In our article about North Korea’s recent test of a nuclear weapons, we offered several suggestions for breaking the cycle of interventionism and the web of entangling alliances that the United State has found itself enmeshed in since the end of World War II. We proposed:
We should encourage Japan to amend that constitution to enable it to do whatever is necessary to build up its military to defend itself.
We should also bring home those 28,000 U.S. troops stationed in South Korea and another 52,000 U.S. troops in Japan. Those forces should be defending the United States, not other countries. We might help friendly nations in Asia, including not only Japan and South Korea, but also the Philippines and Taiwan, to strengthen their military capabilities, by selling them military technology, such as aircraft.
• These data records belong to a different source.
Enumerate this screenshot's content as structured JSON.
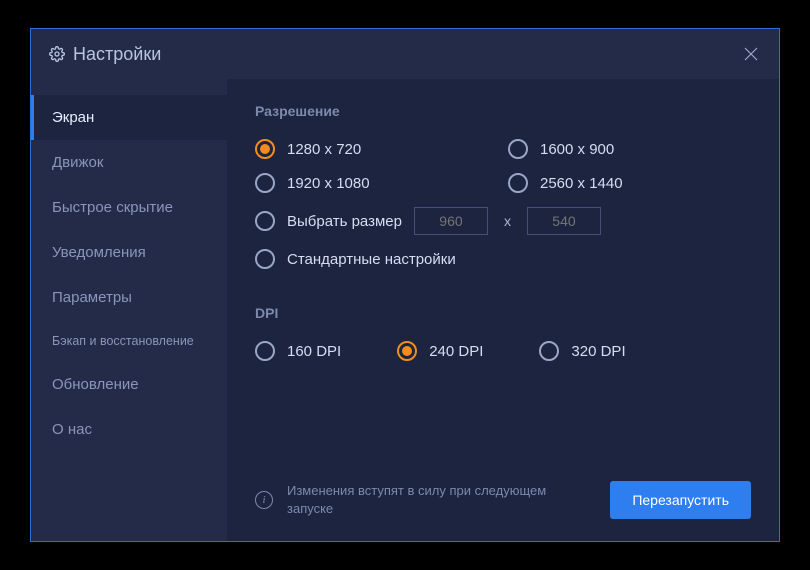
{
  "window": {
    "title": "Настройки"
  },
  "sidebar": {
    "items": [
      {
        "label": "Экран",
        "active": true
      },
      {
        "label": "Движок",
        "active": false
      },
      {
        "label": "Быстрое скрытие",
        "active": false
      },
      {
        "label": "Уведомления",
        "active": false
      },
      {
        "label": "Параметры",
        "active": false
      },
      {
        "label": "Бэкап и восстановление",
        "active": false,
        "small": true
      },
      {
        "label": "Обновление",
        "active": false
      },
      {
        "label": "О нас",
        "active": false
      }
    ]
  },
  "resolution": {
    "title": "Разрешение",
    "options": [
      {
        "label": "1280 x 720",
        "selected": true
      },
      {
        "label": "1600 x 900",
        "selected": false
      },
      {
        "label": "1920 x 1080",
        "selected": false
      },
      {
        "label": "2560 x 1440",
        "selected": false
      }
    ],
    "custom": {
      "label": "Выбрать размер",
      "width_placeholder": "960",
      "height_placeholder": "540",
      "separator": "x"
    },
    "default_label": "Стандартные настройки"
  },
  "dpi": {
    "title": "DPI",
    "options": [
      {
        "label": "160 DPI",
        "selected": false
      },
      {
        "label": "240 DPI",
        "selected": true
      },
      {
        "label": "320 DPI",
        "selected": false
      }
    ]
  },
  "footer": {
    "info_text": "Изменения вступят в силу при следующем запуске",
    "restart_label": "Перезапустить"
  },
  "colors": {
    "accent_orange": "#f28c1a",
    "accent_blue": "#2f7ef0",
    "bg_dark": "#1c2440",
    "bg_sidebar": "#232b48"
  }
}
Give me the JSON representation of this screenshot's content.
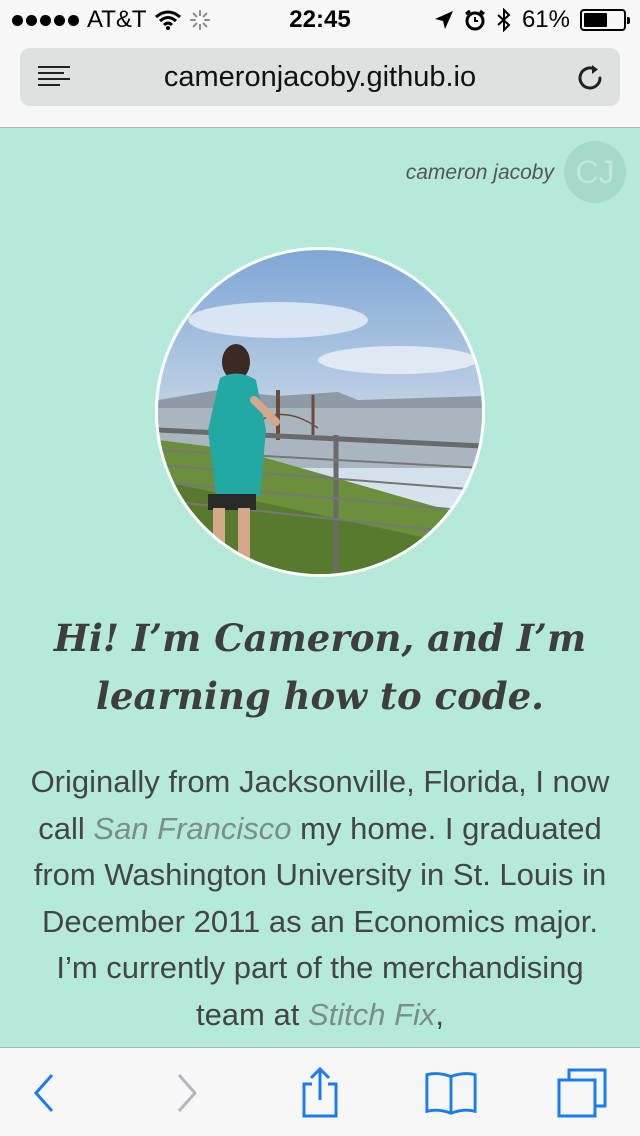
{
  "status_bar": {
    "carrier": "AT&T",
    "time": "22:45",
    "battery_percent": "61%",
    "battery_level": 0.61,
    "icons": [
      "signal-dots-icon",
      "wifi-icon",
      "loading-spinner-icon",
      "location-arrow-icon",
      "alarm-icon",
      "bluetooth-icon",
      "battery-icon"
    ]
  },
  "browser": {
    "url": "cameronjacoby.github.io",
    "reader_icon": "reader-mode-icon",
    "reload_icon": "reload-icon"
  },
  "page": {
    "brand_name": "cameron jacoby",
    "brand_logo_text": "CJ",
    "headline": "Hi! I’m Cameron, and I’m learning how to code.",
    "bio_parts": {
      "p1": "Originally from Jacksonville, Florida, I now call ",
      "link1": "San Francisco",
      "p2": " my home. I graduated from Washington University in St. Louis in December 2011 as an Economics major. I’m currently part of the merchandising team at ",
      "link2": "Stitch Fix",
      "p3": ","
    }
  },
  "toolbar": {
    "items": [
      "back-icon",
      "forward-icon",
      "share-icon",
      "bookmarks-icon",
      "tabs-icon"
    ]
  },
  "colors": {
    "page_background": "#b5eadb",
    "accent_blue": "#1a7cf2",
    "link_gray": "#7b8f89"
  }
}
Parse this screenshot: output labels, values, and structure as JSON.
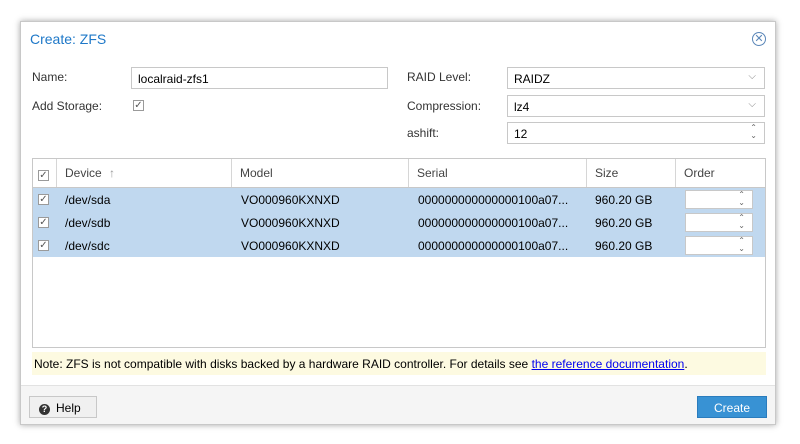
{
  "window": {
    "title": "Create: ZFS"
  },
  "form": {
    "name_label": "Name:",
    "name_value": "localraid-zfs1",
    "add_storage_label": "Add Storage:",
    "raid_level_label": "RAID Level:",
    "raid_level_value": "RAIDZ",
    "compression_label": "Compression:",
    "compression_value": "lz4",
    "ashift_label": "ashift:",
    "ashift_value": "12"
  },
  "grid": {
    "columns": [
      "Device",
      "Model",
      "Serial",
      "Size",
      "Order"
    ],
    "rows": [
      {
        "device": "/dev/sda",
        "model": "VO000960KXNXD",
        "serial": "000000000000000100a07...",
        "size": "960.20 GB"
      },
      {
        "device": "/dev/sdb",
        "model": "VO000960KXNXD",
        "serial": "000000000000000100a07...",
        "size": "960.20 GB"
      },
      {
        "device": "/dev/sdc",
        "model": "VO000960KXNXD",
        "serial": "000000000000000100a07...",
        "size": "960.20 GB"
      }
    ]
  },
  "note": {
    "text": "Note: ZFS is not compatible with disks backed by a hardware RAID controller. For details see ",
    "link_text": "the reference documentation",
    "suffix": "."
  },
  "footer": {
    "help_label": "Help",
    "create_label": "Create"
  },
  "colors": {
    "accent": "#3892d4",
    "selected_row": "#c0d8ef",
    "note_bg": "#fdfae1"
  }
}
But these should be commercial, for-profit transactions, not foreign aid.
In an article published last March by the Ron Paul Institute, former Representative Ron Paul (R-Texas), who was an outspoken advocate of a noninterventionist foreign policy for the United States during his years in Congress, questioned the need to “rebuild” the U.S. military. He noted:
Russia, which the neocons claim is the greatest threat to the United States, spends about one-tenth what we do on its military. China, the other “greatest threat,” has a military budget less than 25 percent of ours.
In his article, Paul spoke about the controversy we just noted between China and the Phillipines over islands in the South China Sea. He wrote:
Last week the Pentagon announced it is sending a small naval force of US warships to the South China Sea because, as Commander of the US Pacific Command Adm. Harry Harris told the House Armed Services Committee, China is militarizing the area. Yes, China is supposedly militarizing the area around China, so the US is justified in sending its own military to the area. Is that a wise use of the US military?
The US military maintains over 900 bases in 130 countries. It is actively involved in at least seven wars right now, including in Iraq, Syria, Pakistan, and elsewhere. US Special Forces are deployed in 134 countries across the globe. Does that sound like a military that has been gutted?
As he continued, Paul stated:
The best way to really “rebuild” the US military would be to stop abusing the military in the first place…. Unlike the neocons who are so eager to send our troops to war, I have actually served in the US military. I understand that to keep our military strong we must constrain our foreign policy. We must adopt a policy of non-intervention and a strong defense of this country. The neocons will weaken our country and our military by promoting more war. We need to “rebuild” the military by restoring as its mission the defense of the United States, not of Washington’s overseas empire.
Duterte would like us to take our special forces out of Mindanao. We should be glad to accommodate his wishes. We might then go a step further by cancelling that agreement between the United States and the Philippines for a new permanent U.S. military presence in five bases in the Philippines. We can then move on to recommend to South Korea and Japan that they build up their military forces so they can defend themselves. Our troops can then do what they are supposed to do — go home and defend the United States.